HISTORY OF NUMBER 10, DUBLIN

He left the army in Galway, where he was billeted to a weaver who sent him to Dublin to buy worsteds. Deciding to stay in Dublin, David set up as a manufacturer of cambric and rich silk poplins. His business became a gathering-place for the Huguenots of Dublin who left their money and valuables with David for safekeeping when they had to travel outside the capital. Some of this money would be advanced as loans at a reasonable interest and the La Touche Bank came into being.

In 1716 David joined forces with Nathaniel Kane, and the Kane-La Touche banking and poplin business prospered. His two sons, David and James, were educated in Holland and later joined the business.

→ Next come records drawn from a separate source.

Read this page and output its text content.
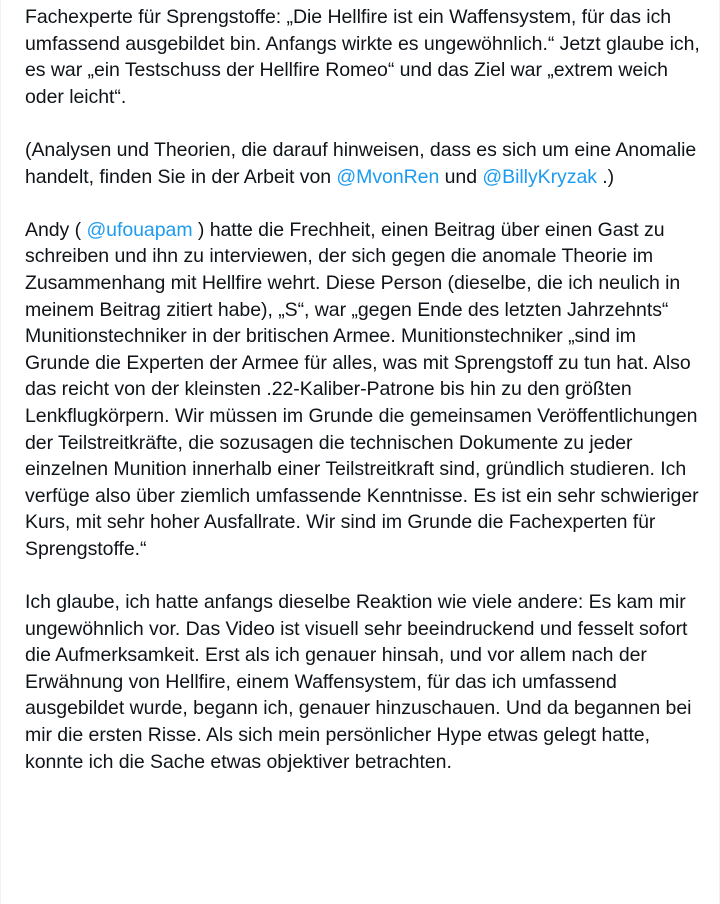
Fachexperte für Sprengstoffe: „Die Hellfire ist ein Waffensystem, für das ich umfassend ausgebildet bin. Anfangs wirkte es ungewöhnlich.“ Jetzt glaube ich, es war „ein Testschuss der Hellfire Romeo“ und das Ziel war „extrem weich oder leicht“.

(Analysen und Theorien, die darauf hinweisen, dass es sich um eine Anomalie handelt, finden Sie in der Arbeit von @MvonRen und @BillyKryzak .)

Andy ( @ufouapam ) hatte die Frechheit, einen Beitrag über einen Gast zu schreiben und ihn zu interviewen, der sich gegen die anomale Theorie im Zusammenhang mit Hellfire wehrt. Diese Person (dieselbe, die ich neulich in meinem Beitrag zitiert habe), „S“, war „gegen Ende des letzten Jahrzehnts“ Munitionstechniker in der britischen Armee. Munitionstechniker „sind im Grunde die Experten der Armee für alles, was mit Sprengstoff zu tun hat. Also das reicht von der kleinsten .22-Kaliber-Patrone bis hin zu den größten Lenkflugkörpern. Wir müssen im Grunde die gemeinsamen Veröffentlichungen der Teilstreitkräfte, die sozusagen die technischen Dokumente zu jeder einzelnen Munition innerhalb einer Teilstreitkraft sind, gründlich studieren. Ich verfüge also über ziemlich umfassende Kenntnisse. Es ist ein sehr schwieriger Kurs, mit sehr hoher Ausfallrate. Wir sind im Grunde die Fachexperten für Sprengstoffe.“

Ich glaube, ich hatte anfangs dieselbe Reaktion wie viele andere: Es kam mir ungewöhnlich vor. Das Video ist visuell sehr beeindruckend und fesselt sofort die Aufmerksamkeit. Erst als ich genauer hinsah, und vor allem nach der Erwähnung von Hellfire, einem Waffensystem, für das ich umfassend ausgebildet wurde, begann ich, genauer hinzuschauen. Und da begannen bei mir die ersten Risse. Als sich mein persönlicher Hype etwas gelegt hatte, konnte ich die Sache etwas objektiver betrachten.
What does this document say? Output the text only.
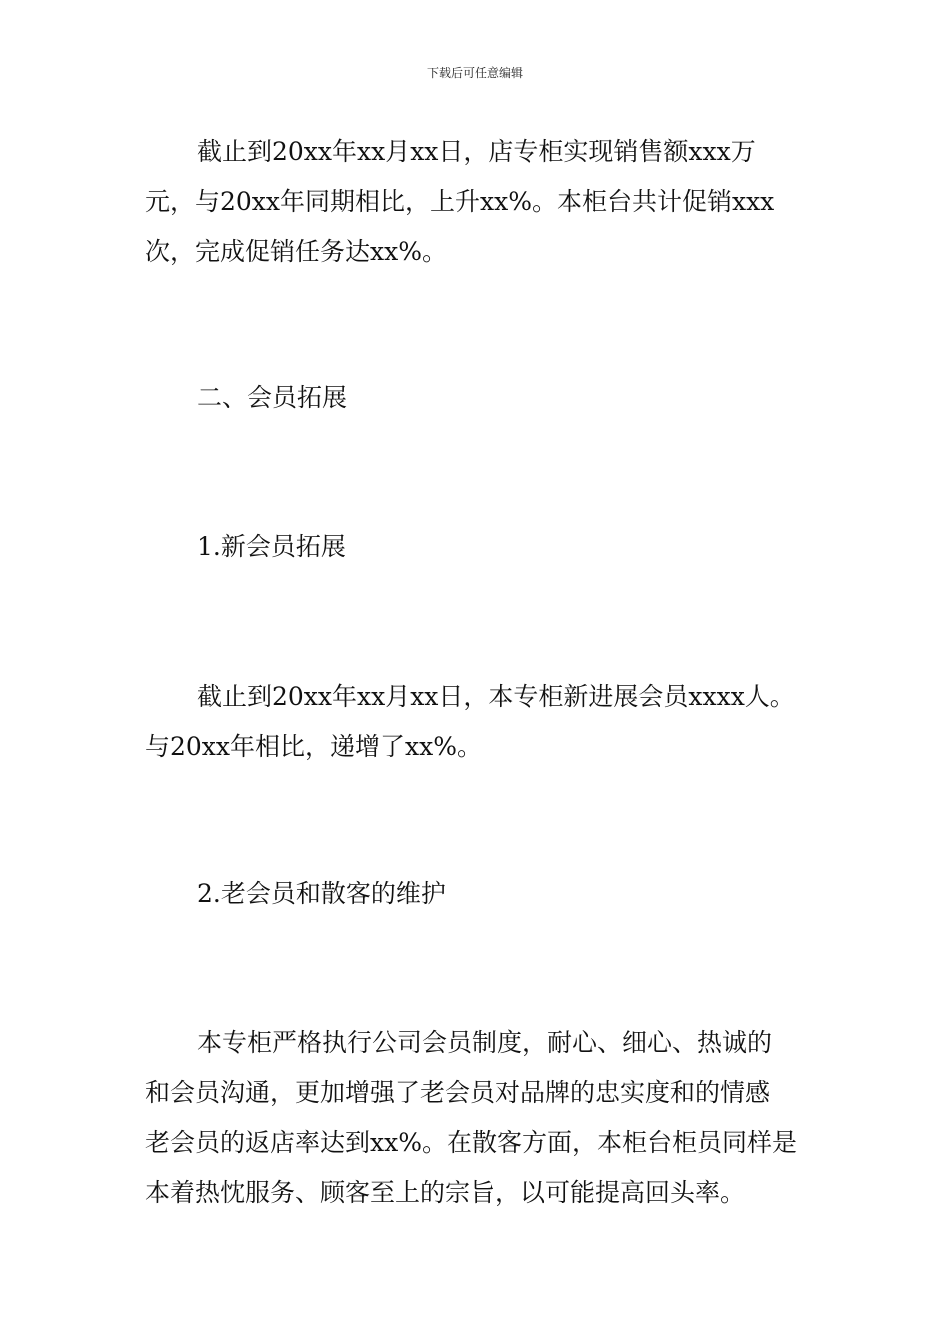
下载后可任意编辑

截止到20xx年xx月xx日，店专柜实现销售额xxx万
元，与20xx年同期相比，上升xx%。本柜台共计促销xxx
次，完成促销任务达xx%。

二、会员拓展

1.新会员拓展

截止到20xx年xx月xx日，本专柜新进展会员xxxx人。
与20xx年相比，递增了xx%。

2.老会员和散客的维护

本专柜严格执行公司会员制度，耐心、细心、热诚的
和会员沟通，更加增强了老会员对品牌的忠实度和的情感
老会员的返店率达到xx%。在散客方面，本柜台柜员同样是
本着热忱服务、顾客至上的宗旨，以可能提高回头率。
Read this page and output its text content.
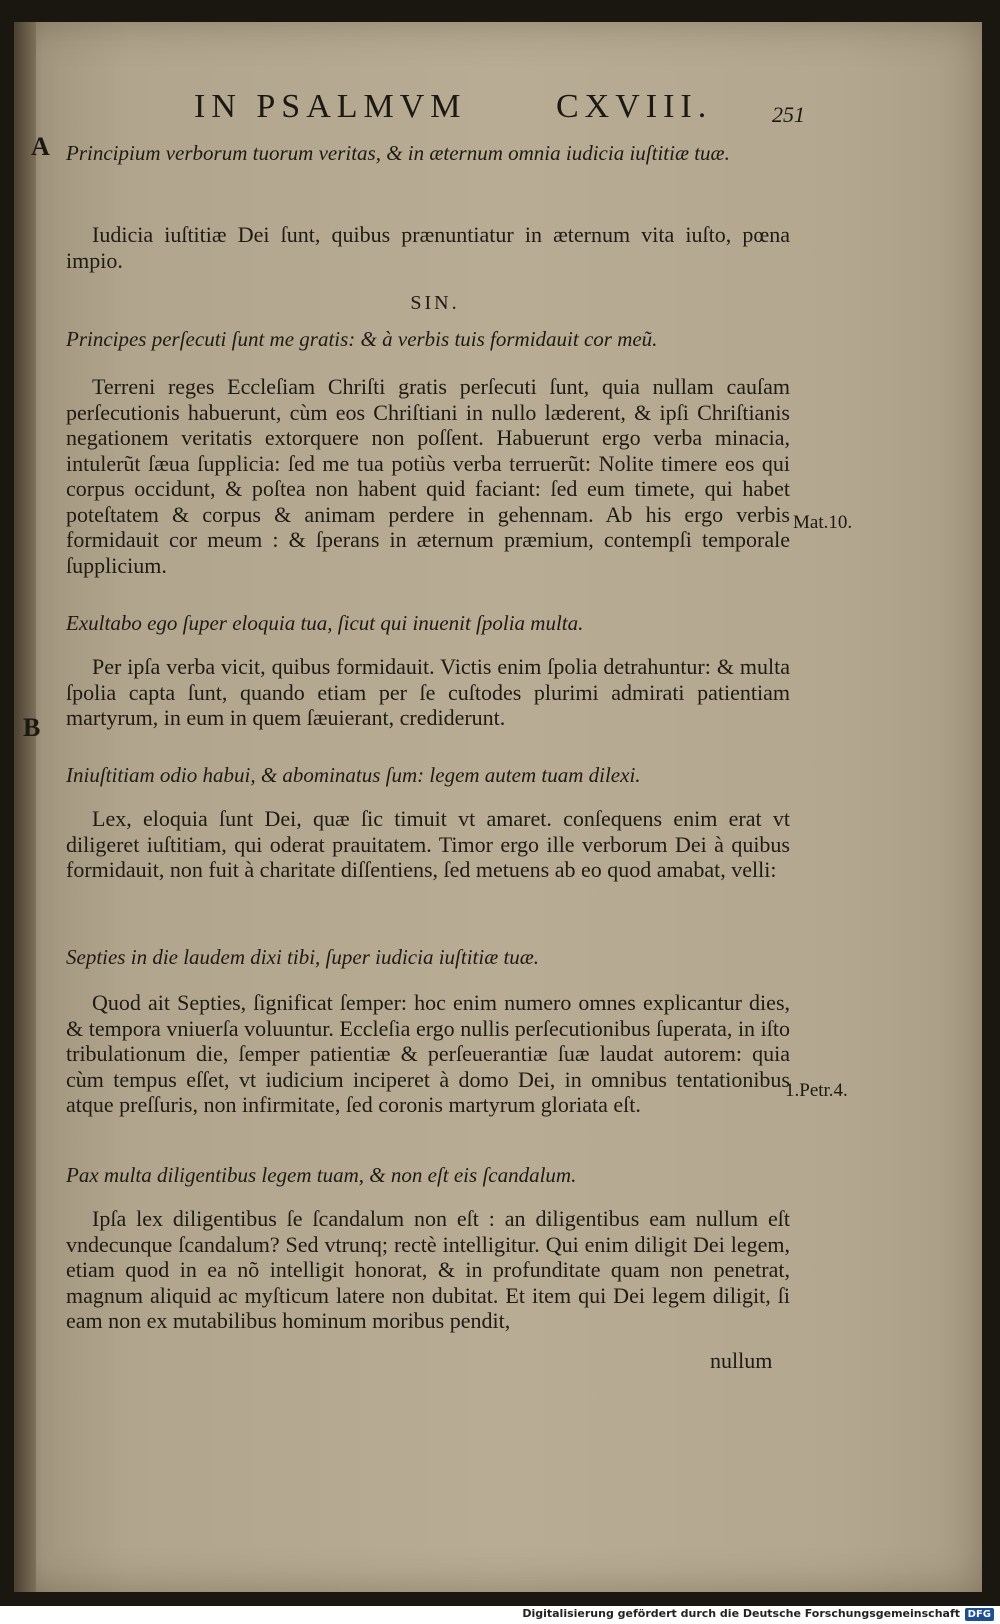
IN PSALMVM	CXVIII.	251
A
B
Mat.10.
1.Petr.4.
Principium verborum tuorum veritas, & in æternum omnia iudicia iuſtitiæ tuæ.
Iudicia iuſtitiæ Dei ſunt, quibus prænuntiatur in æternum vita iuſto, pœna impio.
SIN.
Principes perſecuti ſunt me gratis: & à verbis tuis formidauit cor meũ.
Terreni reges Eccleſiam Chriſti gratis perſecuti ſunt, quia nullam cauſam perſecutionis habuerunt, cùm eos Chriſtiani in nullo læderent, & ipſi Chriſtianis negationem veritatis extorquere non poſſent. Habuerunt ergo verba minacia, intulerũt ſæua ſupplicia: ſed me tua potiùs verba terruerũt: Nolite timere eos qui corpus occidunt, & poſtea non habent quid faciant: ſed eum timete, qui habet poteſtatem & corpus & animam perdere in gehennam. Ab his ergo verbis formidauit cor meum : & ſperans in æternum præmium, contempſi temporale ſupplicium.
Exultabo ego ſuper eloquia tua, ſicut qui inuenit ſpolia multa.
Per ipſa verba vicit, quibus formidauit. Victis enim ſpolia detrahuntur: & multa ſpolia capta ſunt, quando etiam per ſe cuſtodes plurimi admirati patientiam martyrum, in eum in quem ſæuierant, crediderunt.
Iniuſtitiam odio habui, & abominatus ſum: legem autem tuam dilexi.
Lex, eloquia ſunt Dei, quæ ſic timuit vt amaret. conſequens enim erat vt diligeret iuſtitiam, qui oderat prauitatem. Timor ergo ille verborum Dei à quibus formidauit, non fuit à charitate diſſentiens, ſed metuens ab eo quod amabat, velli:
Septies in die laudem dixi tibi, ſuper iudicia iuſtitiæ tuæ.
Quod ait Septies, ſignificat ſemper: hoc enim numero omnes explicantur dies, & tempora vniuerſa voluuntur. Eccleſia ergo nullis perſecutionibus ſuperata, in iſto tribulationum die, ſemper patientiæ & perſeuerantiæ ſuæ laudat autorem: quia cùm tempus eſſet, vt iudicium inciperet à domo Dei, in omnibus tentationibus atque preſſuris, non infirmitate, ſed coronis martyrum gloriata eſt.
Pax multa diligentibus legem tuam, & non eſt eis ſcandalum.
Ipſa lex diligentibus ſe ſcandalum non eſt : an diligentibus eam nullum eſt vndecunque ſcandalum? Sed vtrunq; rectè intelligitur. Qui enim diligit Dei legem, etiam quod in ea nõ intelligit honorat, & in profunditate quam non penetrat, magnum aliquid ac myſticum latere non dubitat. Et item qui Dei legem diligit, ſi eam non ex mutabilibus hominum moribus pendit,
nullum
Digitalisierung gefördert durch die Deutsche Forschungsgemeinschaft DFG
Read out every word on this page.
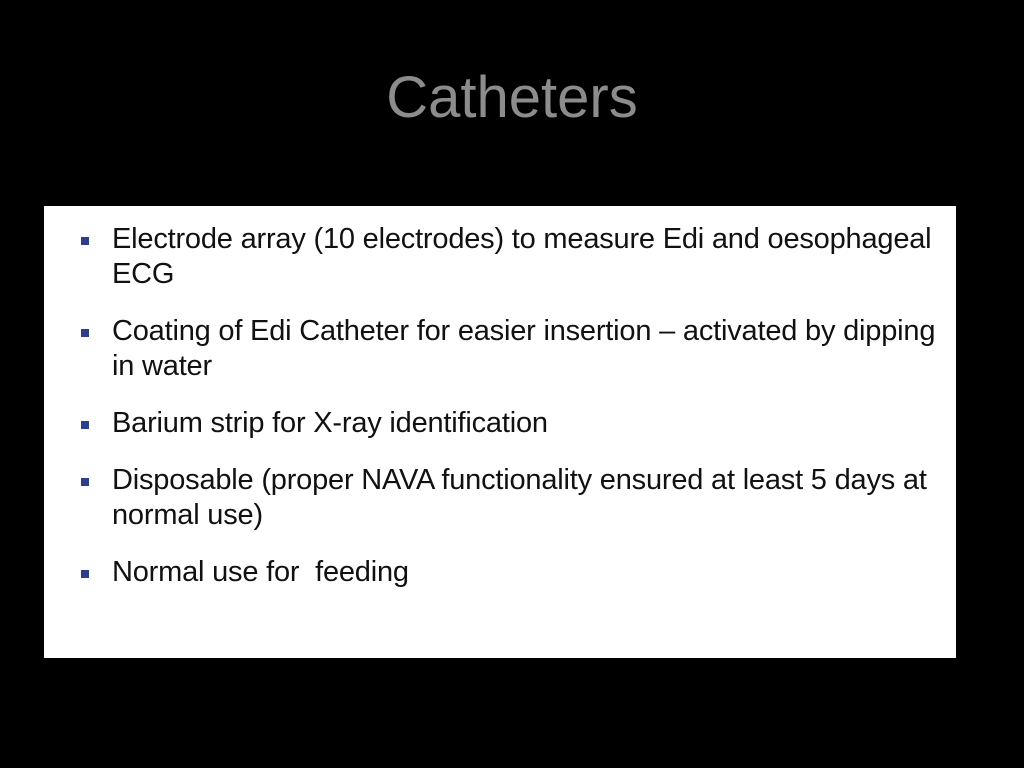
Catheters
Electrode array (10 electrodes) to measure Edi and oesophageal ECG
Coating of Edi Catheter for easier insertion – activated by dipping in water
Barium strip for X-ray identification
Disposable (proper NAVA functionality ensured at least 5 days at normal use)
Normal use for  feeding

On the death of the first David, James inherited the poplin business and David II, tenant of Number 10, became the proprietor of the La Touche Bank.

The property, originally stretching back to Mary Street, was in the heart of the commercial centre of eighteenth-century Dublin. Proximity to Essex Bridge, one of the earliest bridges across the Liffey, was of great advantage, and the house was positioned directly opposite the customs house, where the Clarence Hotel now stands.

The modern separation of working and living space was not so prevalent in Georgian times, and Number 10 was probably used for banking activity. A bank vault room with stone-carved doorframe survives in the basement, now in use as a butler’s pantry, supporting the theory that the house may have been the site of Dublin’s first bank.